The seams are showing in John Pollono’s long-aborning screen adaptation of his 2011 one-act play. In its original stage incarnation, Small Engine Repair was a taut, testosterone-fueled, darkly comic drama that, while it wore its David Mamet and Neil LaBute influences a little too obviously, delivered incisive characterizations and some nastily entertaining plot twists. In his effort to flesh out the bare-bones story for the big screen, writer-director Pollono adds situations and characters, some previously discussed but never seen. The results, although sporadically arresting, feel awkward, like a child wearing clothing a few sizes too big.
Set in “Manch Vegas,” a disparaging nickname for Manchester, New Hampshire, the story revolves around three lifelong buddies: volatile ex-con Frankie (Pollono), whose machine shop gives the film its title; swaggering ladies’ man Swaino (Jon Bernthal); and social media-obsessed Packie (Shea Whigham). The sort of coarse working-class stiffs whose idea of a tender holiday greeting is “Merry fucking Christmas,” they share a mutual devotion to Frankie’s 17-year-old daughter, Crystal (Ciara Bravo, Cherry), who has just been admitted to a prestigious university and whose mother, Karen (Jordana Spiro), has recently reappeared after being out of Crystal’s life for years.
Small Engine Repair
Loses something in the transition from stage to screen.
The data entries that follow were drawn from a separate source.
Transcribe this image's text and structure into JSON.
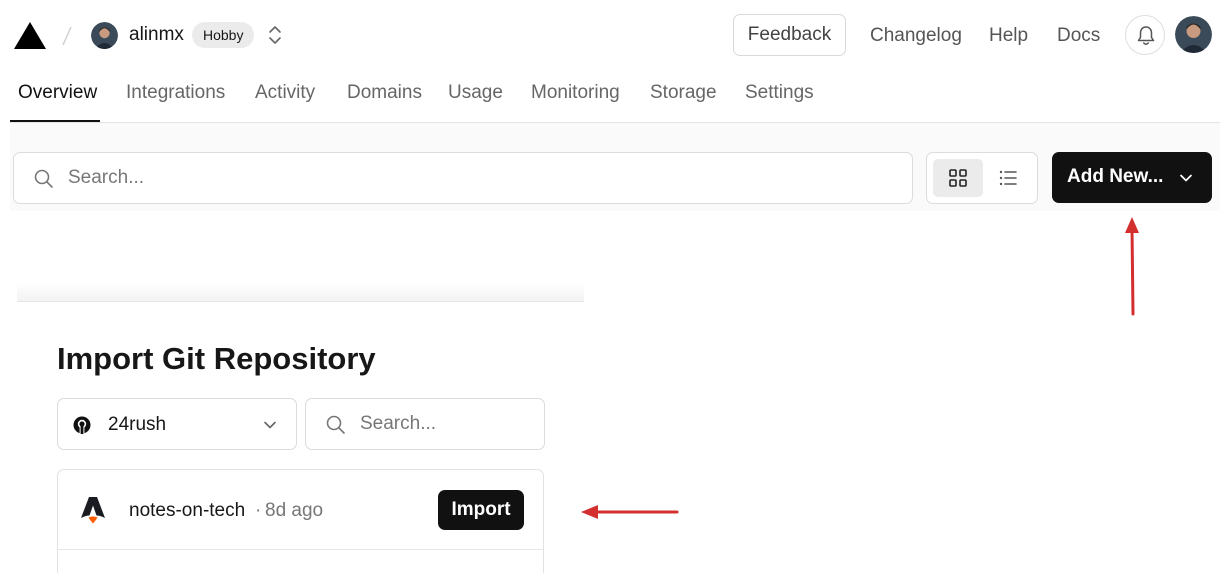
{
  "header": {
    "team_name": "alinmx",
    "plan_badge": "Hobby",
    "feedback_label": "Feedback",
    "links": [
      "Changelog",
      "Help",
      "Docs"
    ]
  },
  "tabs": [
    {
      "label": "Overview",
      "active": true
    },
    {
      "label": "Integrations",
      "active": false
    },
    {
      "label": "Activity",
      "active": false
    },
    {
      "label": "Domains",
      "active": false
    },
    {
      "label": "Usage",
      "active": false
    },
    {
      "label": "Monitoring",
      "active": false
    },
    {
      "label": "Storage",
      "active": false
    },
    {
      "label": "Settings",
      "active": false
    }
  ],
  "toolbar": {
    "search_placeholder": "Search...",
    "view_modes": [
      "grid",
      "list"
    ],
    "selected_view": "grid",
    "add_new_label": "Add New..."
  },
  "import_card": {
    "title": "Import Git Repository",
    "scope_label": "24rush",
    "search_placeholder": "Search...",
    "repos": [
      {
        "name": "notes-on-tech",
        "separator": "·",
        "time": "8d ago",
        "action_label": "Import"
      }
    ]
  },
  "icons": {
    "logo": "vercel-triangle-icon",
    "switcher": "chevron-up-down-icon",
    "notifications": "bell-icon",
    "search": "search-icon",
    "grid_view": "grid-icon",
    "list_view": "list-icon",
    "dropdown": "chevron-down-icon",
    "git_provider": "github-icon",
    "repo_framework": "astro-icon"
  },
  "colors": {
    "primary_button": "#111111",
    "active_tab": "#111111",
    "annotation_arrow": "#d32f2f"
  }
}
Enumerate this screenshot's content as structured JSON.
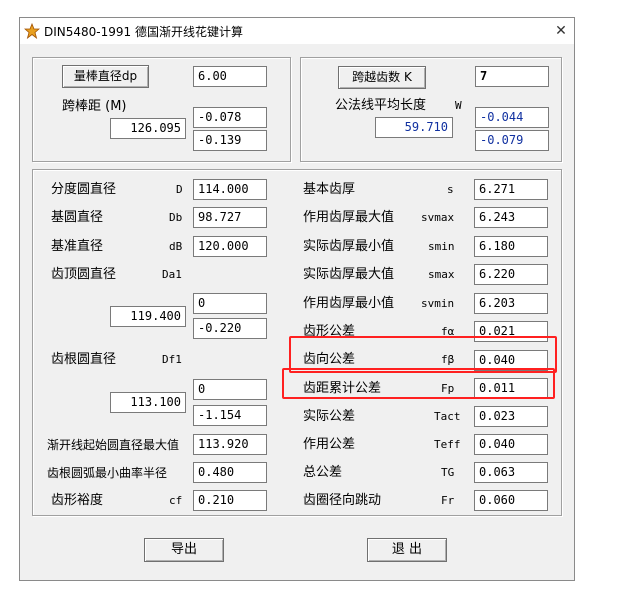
{
  "window": {
    "title": "DIN5480-1991 德国渐开线花键计算",
    "close_glyph": "✕"
  },
  "top_left": {
    "dp_button": "量棒直径dp",
    "dp_value": "6.00",
    "span_label": "跨棒距 (M)",
    "span_value": "126.095",
    "span_dev_upper": "-0.078",
    "span_dev_lower": "-0.139"
  },
  "top_right": {
    "k_button": "跨越齿数 K",
    "k_value": "7",
    "w_label": "公法线平均长度",
    "w_symbol": "W",
    "w_value": "59.710",
    "w_dev_upper": "-0.044",
    "w_dev_lower": "-0.079"
  },
  "left_rows": {
    "D": {
      "label": "分度圆直径",
      "symbol": "D",
      "value": "114.000"
    },
    "Db": {
      "label": "基圆直径",
      "symbol": "Db",
      "value": "98.727"
    },
    "dB": {
      "label": "基准直径",
      "symbol": "dB",
      "value": "120.000"
    },
    "Da1": {
      "label": "齿顶圆直径",
      "symbol": "Da1",
      "value": "119.400",
      "dev_upper": "0",
      "dev_lower": "-0.220"
    },
    "Df1": {
      "label": "齿根圆直径",
      "symbol": "Df1",
      "value": "113.100",
      "dev_upper": "0",
      "dev_lower": "-1.154"
    },
    "involute_start": {
      "label": "渐开线起始圆直径最大值",
      "value": "113.920"
    },
    "root_radius": {
      "label": "齿根圆弧最小曲率半径",
      "value": "0.480"
    },
    "cf": {
      "label": "齿形裕度",
      "symbol": "cf",
      "value": "0.210"
    }
  },
  "right_rows": [
    {
      "label": "基本齿厚",
      "symbol": "s",
      "value": "6.271"
    },
    {
      "label": "作用齿厚最大值",
      "symbol": "svmax",
      "value": "6.243"
    },
    {
      "label": "实际齿厚最小值",
      "symbol": "smin",
      "value": "6.180"
    },
    {
      "label": "实际齿厚最大值",
      "symbol": "smax",
      "value": "6.220"
    },
    {
      "label": "作用齿厚最小值",
      "symbol": "svmin",
      "value": "6.203"
    },
    {
      "label": "齿形公差",
      "symbol": "fα",
      "value": "0.021"
    },
    {
      "label": "齿向公差",
      "symbol": "fβ",
      "value": "0.040"
    },
    {
      "label": "齿距累计公差",
      "symbol": "Fp",
      "value": "0.011"
    },
    {
      "label": "实际公差",
      "symbol": "Tact",
      "value": "0.023"
    },
    {
      "label": "作用公差",
      "symbol": "Teff",
      "value": "0.040"
    },
    {
      "label": "总公差",
      "symbol": "TG",
      "value": "0.063"
    },
    {
      "label": "齿圈径向跳动",
      "symbol": "Fr",
      "value": "0.060"
    }
  ],
  "bottom": {
    "export_button": "导出",
    "exit_button": "退 出"
  },
  "colors": {
    "highlight": "#ff2020",
    "deviation_text": "#1030a0"
  }
}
The film takes quite a bit of time meandering through a series of colorful anecdotes involving the three men until they have a falling-out as a result of a raucous bar fight (naturally).
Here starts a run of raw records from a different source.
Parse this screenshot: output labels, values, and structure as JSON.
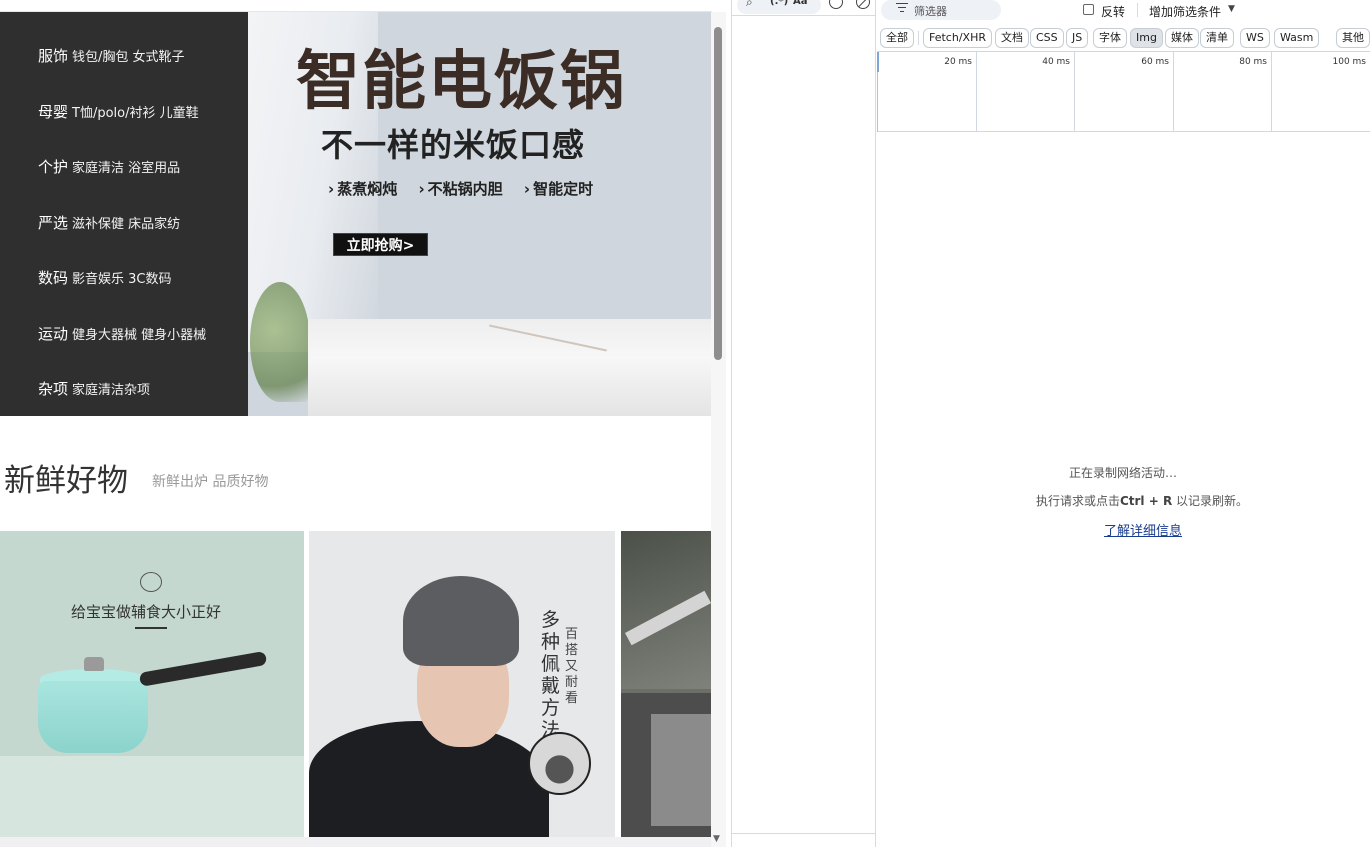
{
  "page": {
    "categories": [
      {
        "name": "服饰",
        "subs": "钱包/胸包 女式靴子"
      },
      {
        "name": "母婴",
        "subs": "T恤/polo/衬衫 儿童鞋"
      },
      {
        "name": "个护",
        "subs": "家庭清洁 浴室用品"
      },
      {
        "name": "严选",
        "subs": "滋补保健 床品家纺"
      },
      {
        "name": "数码",
        "subs": "影音娱乐 3C数码"
      },
      {
        "name": "运动",
        "subs": "健身大器械 健身小器械"
      },
      {
        "name": "杂项",
        "subs": "家庭清洁杂项"
      }
    ],
    "banner": {
      "title": "智能电饭锅",
      "subtitle": "不一样的米饭口感",
      "features": [
        "蒸煮焖炖",
        "不粘锅内胆",
        "智能定时"
      ],
      "cta": "立即抢购>"
    },
    "section": {
      "title": "新鲜好物",
      "subtitle": "新鲜出炉 品质好物"
    },
    "products": [
      {
        "caption": "给宝宝做辅食大小正好"
      },
      {
        "caption_main": "多种佩戴方法",
        "caption_side": "百搭又耐看"
      }
    ]
  },
  "devtools": {
    "search": {
      "regex_label": "(.*)",
      "case_label": "Aa"
    },
    "filter": {
      "placeholder": "筛选器",
      "invert_label": "反转",
      "more_filters_label": "增加筛选条件"
    },
    "type_filters": [
      "全部",
      "Fetch/XHR",
      "文档",
      "CSS",
      "JS",
      "字体",
      "Img",
      "媒体",
      "清单",
      "WS",
      "Wasm",
      "其他"
    ],
    "active_type": "Img",
    "timeline_ticks": [
      "20 ms",
      "40 ms",
      "60 ms",
      "80 ms",
      "100 ms"
    ],
    "status": {
      "recording": "正在录制网络活动…",
      "hint_prefix": "执行请求或点击",
      "hint_key": "Ctrl + R",
      "hint_suffix": "以记录刷新。",
      "learn_more": "了解详细信息"
    }
  }
}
It’s at this point, roughly 20 minutes in, that the film picks up where the play began, in the process morphing into something much different. Frankie invites the two men over several months later, inducing them to come under false pretenses by telling Swaino there’ll be strippers present and Packie that he has cancer. The real reason for the reconciliation eventually becomes clear after the arrival of arrogant young preppie drug dealer Chad (Spencer House), who has ostensibly come to sell Frankie some Ecstasy.
To reveal more would be to spoil the surprises in store, which touch on such hot-button themes as the pernicious effects of social media, including online bullying. Unfortunately, Pollono seems less interested in delivering social commentary than Tarantino-like shocks, sometimes of the gruesomely violent variety, infused with generous doses of black humor. While the dark material worked to a significant degree onstage, here it feels forced and artificial. The attempts at stylization, including elaborate fantasy and flashback sequences, one of which unfortunately involves Whigham having to play his character as a little boy, prove further alienating.
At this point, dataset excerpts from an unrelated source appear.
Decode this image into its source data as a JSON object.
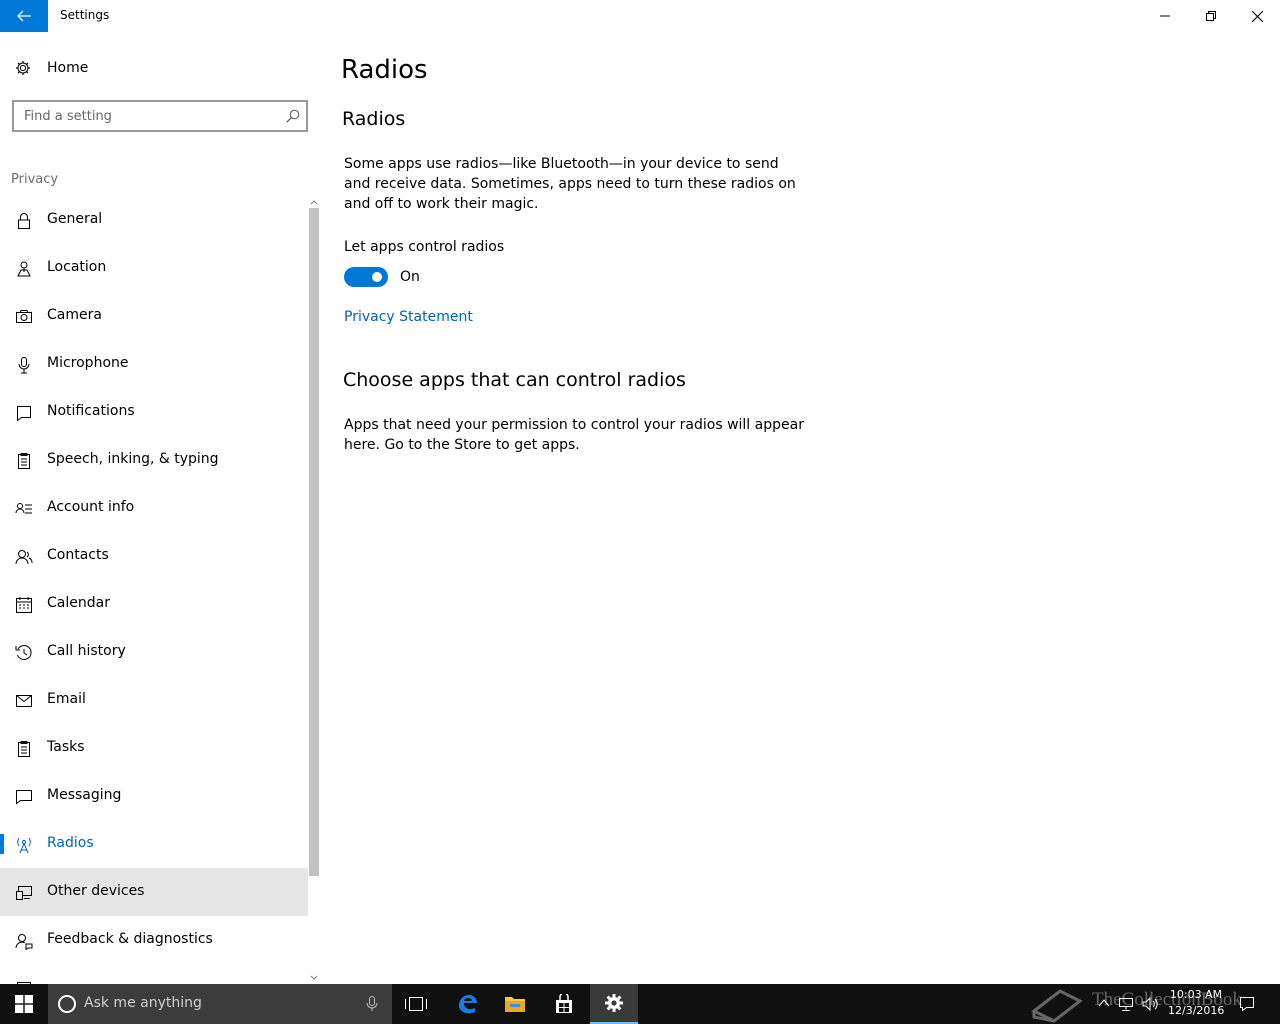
{
  "window": {
    "title": "Settings"
  },
  "sidebar": {
    "home_label": "Home",
    "search_placeholder": "Find a setting",
    "section_label": "Privacy",
    "items": [
      {
        "label": "General",
        "icon": "lock-icon"
      },
      {
        "label": "Location",
        "icon": "location-icon"
      },
      {
        "label": "Camera",
        "icon": "camera-icon"
      },
      {
        "label": "Microphone",
        "icon": "microphone-icon"
      },
      {
        "label": "Notifications",
        "icon": "notifications-icon"
      },
      {
        "label": "Speech, inking, & typing",
        "icon": "speech-icon"
      },
      {
        "label": "Account info",
        "icon": "account-info-icon"
      },
      {
        "label": "Contacts",
        "icon": "contacts-icon"
      },
      {
        "label": "Calendar",
        "icon": "calendar-icon"
      },
      {
        "label": "Call history",
        "icon": "call-history-icon"
      },
      {
        "label": "Email",
        "icon": "email-icon"
      },
      {
        "label": "Tasks",
        "icon": "tasks-icon"
      },
      {
        "label": "Messaging",
        "icon": "messaging-icon"
      },
      {
        "label": "Radios",
        "icon": "radios-icon",
        "selected": true
      },
      {
        "label": "Other devices",
        "icon": "other-devices-icon",
        "hover": true
      },
      {
        "label": "Feedback & diagnostics",
        "icon": "feedback-icon"
      }
    ]
  },
  "main": {
    "page_title": "Radios",
    "section1_title": "Radios",
    "description": "Some apps use radios—like Bluetooth—in your device to send and receive data. Sometimes, apps need to turn these radios on and off to work their magic.",
    "toggle_label": "Let apps control radios",
    "toggle_state": "On",
    "toggle_on": true,
    "privacy_link": "Privacy Statement",
    "section2_title": "Choose apps that can control radios",
    "section2_description": "Apps that need your permission to control your radios will appear here. Go to the Store to get apps."
  },
  "taskbar": {
    "search_placeholder": "Ask me anything",
    "clock_time": "10:03 AM",
    "clock_date": "12/3/2016",
    "watermark": "TheCollectionBook"
  },
  "colors": {
    "accent": "#0078d7",
    "link": "#0063b1",
    "taskbar": "#101010"
  }
}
You can see why the debuting filmmaker was eager to bring his play to the screen. Besides showcasing his undeniable gift for pungent, profanity-laden comic dialogue, especially of the proletarian variety, it provides meaty acting opportunities for its three male leads. Pollono and Bernthal, repeating their stage characterizations, deliver sharp, subtle performances that never feel stereotypical or condescending, while newcomer to the material Whigham, playing much against type, is a revelation as the squirrely, socially maladroit Packie, whose internet skills come in surprisingly handy. The major female characters added for the film are similarly effective, with Bravo quietly affecting as the daughter who unwittingly sets the plot in motion and Spiro adding amusing jolts of energy every moment she’s onscreen.
Despite the strong performances, however, Small Engine Repair never manages to shake off its inherent staginess. Everything feels calculated for effect, from the anecdotal scenes designed to give depth to the characters to the dramatic revelations in the final act. It’s the kind of film for which you expect the performers to give bows during the end credits.